Wie begegnen die Familien diesem täglichen Druck? Die Referentin präsentierte gleich mehrere Strategien, die einem jedoch Angst machen können:
- Die Familien kehren zurück zur traditionellen Arbeitsteilung: Der Mann arbeitet Vollzeit, die Frau gar nicht oder Teilzeit.
- Die Paare verzichten auf weitere Kinder.
- Die Familie wird effizient wie ein Betrieb durchgeplant. Es gibt sogenannte Qualitätszeiten für die Zuwendung zum Nachwuchs, „aber Kinder lassen sich nicht in ein Zeitfenster pressen“.
- Die Eltern verzichten auf Zeiten für die eigene Partnerschaft.
- Sie verzichten auf eigene Erholungsphasen und schlafen weniger.

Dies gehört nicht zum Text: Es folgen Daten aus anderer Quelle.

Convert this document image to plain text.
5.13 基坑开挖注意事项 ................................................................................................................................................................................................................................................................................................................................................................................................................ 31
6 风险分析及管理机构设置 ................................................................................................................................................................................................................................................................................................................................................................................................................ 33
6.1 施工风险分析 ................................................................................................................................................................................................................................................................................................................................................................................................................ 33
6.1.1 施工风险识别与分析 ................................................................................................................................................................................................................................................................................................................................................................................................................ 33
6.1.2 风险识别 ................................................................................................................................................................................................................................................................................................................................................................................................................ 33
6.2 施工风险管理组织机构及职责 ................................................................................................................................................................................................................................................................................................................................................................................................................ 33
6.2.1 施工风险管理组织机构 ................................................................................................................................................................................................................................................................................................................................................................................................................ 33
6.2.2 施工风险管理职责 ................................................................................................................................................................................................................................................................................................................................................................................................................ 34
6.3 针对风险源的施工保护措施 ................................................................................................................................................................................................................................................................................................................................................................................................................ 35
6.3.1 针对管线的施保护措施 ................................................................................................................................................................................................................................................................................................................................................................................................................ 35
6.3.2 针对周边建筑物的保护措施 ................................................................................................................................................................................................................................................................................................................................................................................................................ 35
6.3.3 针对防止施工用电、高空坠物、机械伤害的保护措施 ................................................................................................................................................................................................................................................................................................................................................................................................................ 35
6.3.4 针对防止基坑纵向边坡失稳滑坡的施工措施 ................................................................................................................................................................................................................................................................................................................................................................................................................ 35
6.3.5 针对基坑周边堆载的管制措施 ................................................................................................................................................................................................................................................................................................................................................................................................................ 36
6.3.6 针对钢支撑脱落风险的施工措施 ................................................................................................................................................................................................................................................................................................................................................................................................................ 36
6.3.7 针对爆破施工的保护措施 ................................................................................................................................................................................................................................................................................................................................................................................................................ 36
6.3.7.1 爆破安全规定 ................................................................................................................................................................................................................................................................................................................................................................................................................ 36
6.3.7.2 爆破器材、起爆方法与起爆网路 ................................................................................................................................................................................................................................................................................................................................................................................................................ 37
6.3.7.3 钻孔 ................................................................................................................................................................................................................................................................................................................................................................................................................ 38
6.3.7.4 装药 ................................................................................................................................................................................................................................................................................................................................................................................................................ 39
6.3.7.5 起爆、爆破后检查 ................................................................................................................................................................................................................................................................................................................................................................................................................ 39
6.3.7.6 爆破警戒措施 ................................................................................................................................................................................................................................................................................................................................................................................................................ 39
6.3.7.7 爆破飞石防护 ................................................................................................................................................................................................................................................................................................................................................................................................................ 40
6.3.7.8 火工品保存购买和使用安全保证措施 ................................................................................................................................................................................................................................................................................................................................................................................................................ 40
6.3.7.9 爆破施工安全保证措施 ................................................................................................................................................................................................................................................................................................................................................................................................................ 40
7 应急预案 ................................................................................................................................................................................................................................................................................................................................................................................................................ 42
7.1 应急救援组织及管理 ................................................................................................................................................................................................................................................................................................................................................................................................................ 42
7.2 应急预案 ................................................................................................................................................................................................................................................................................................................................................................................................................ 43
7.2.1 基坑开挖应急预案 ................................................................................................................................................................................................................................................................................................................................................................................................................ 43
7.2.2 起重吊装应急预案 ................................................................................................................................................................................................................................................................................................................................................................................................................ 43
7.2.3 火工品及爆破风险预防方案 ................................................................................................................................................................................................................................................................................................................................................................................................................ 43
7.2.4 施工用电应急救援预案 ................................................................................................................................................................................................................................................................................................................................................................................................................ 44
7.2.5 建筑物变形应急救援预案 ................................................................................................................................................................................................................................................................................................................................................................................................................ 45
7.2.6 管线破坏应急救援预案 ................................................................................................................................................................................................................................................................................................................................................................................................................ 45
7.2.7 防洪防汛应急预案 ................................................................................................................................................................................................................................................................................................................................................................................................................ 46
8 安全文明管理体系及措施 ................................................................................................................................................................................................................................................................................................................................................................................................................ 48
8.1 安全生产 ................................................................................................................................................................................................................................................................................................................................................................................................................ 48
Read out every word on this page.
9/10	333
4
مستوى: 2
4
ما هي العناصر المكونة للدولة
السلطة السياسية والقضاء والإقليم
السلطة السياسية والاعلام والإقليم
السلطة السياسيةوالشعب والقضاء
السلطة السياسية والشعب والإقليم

Am Ende steht dann die völlige Erschöpfung. Johanna Possinger fordert daher, die Ressourcen der Eltern zu stärken. Ihr geht es um einen Dreiklang aus Geld, Zeit und Infrastruktur:
Geld:
Fürsorge in der Familie müsse staatlich gefördert werden und dürfe nicht an die Ehe geknüpft sein. Familienausgaben müssten steuerlich besser absetzbar sein und Pflegezeiten abgesichert werden.
Zeit:
Die zwei „Väter-Monate“ in der Elternzeit müssten ausgebaut werden. Eine familienbewusste Personalpolitik in den Unternehmen sei notwendig (nicht nur Lippenbekenntnisse), ebenso ein Rückkehrrecht in eine Vollzeitbeschäftigung nach einer Teilzeitphase und mehr „Vollzeit light“, das heißt eine 30- bis 35-Stunden-Woche. Mit „Vollzeit light“, so Possinger, könnten Männer eher angesprochen werden als mit dem Begriff „Teilzeit“.
Infrastruktur:
Hier mahnt die Referentin einen Ausbau des gesamten Hilfesystems an: flächendeckende, ganztägige Betreuungsangebote, zentrale Anlaufstellen für Familien und eine Stärkung von Netzwerken.
Mehr über Dr. Johanna Possinger erfahren Sie unter:
http://www.dji.de/cgi-bin/Mitarbeiter/homepage/mitarbeiterseite.php?mitarbeiter=1904
Und hier (pdf - 672.7 KB) können Sie ihre Kongress-Präsentation anschauen.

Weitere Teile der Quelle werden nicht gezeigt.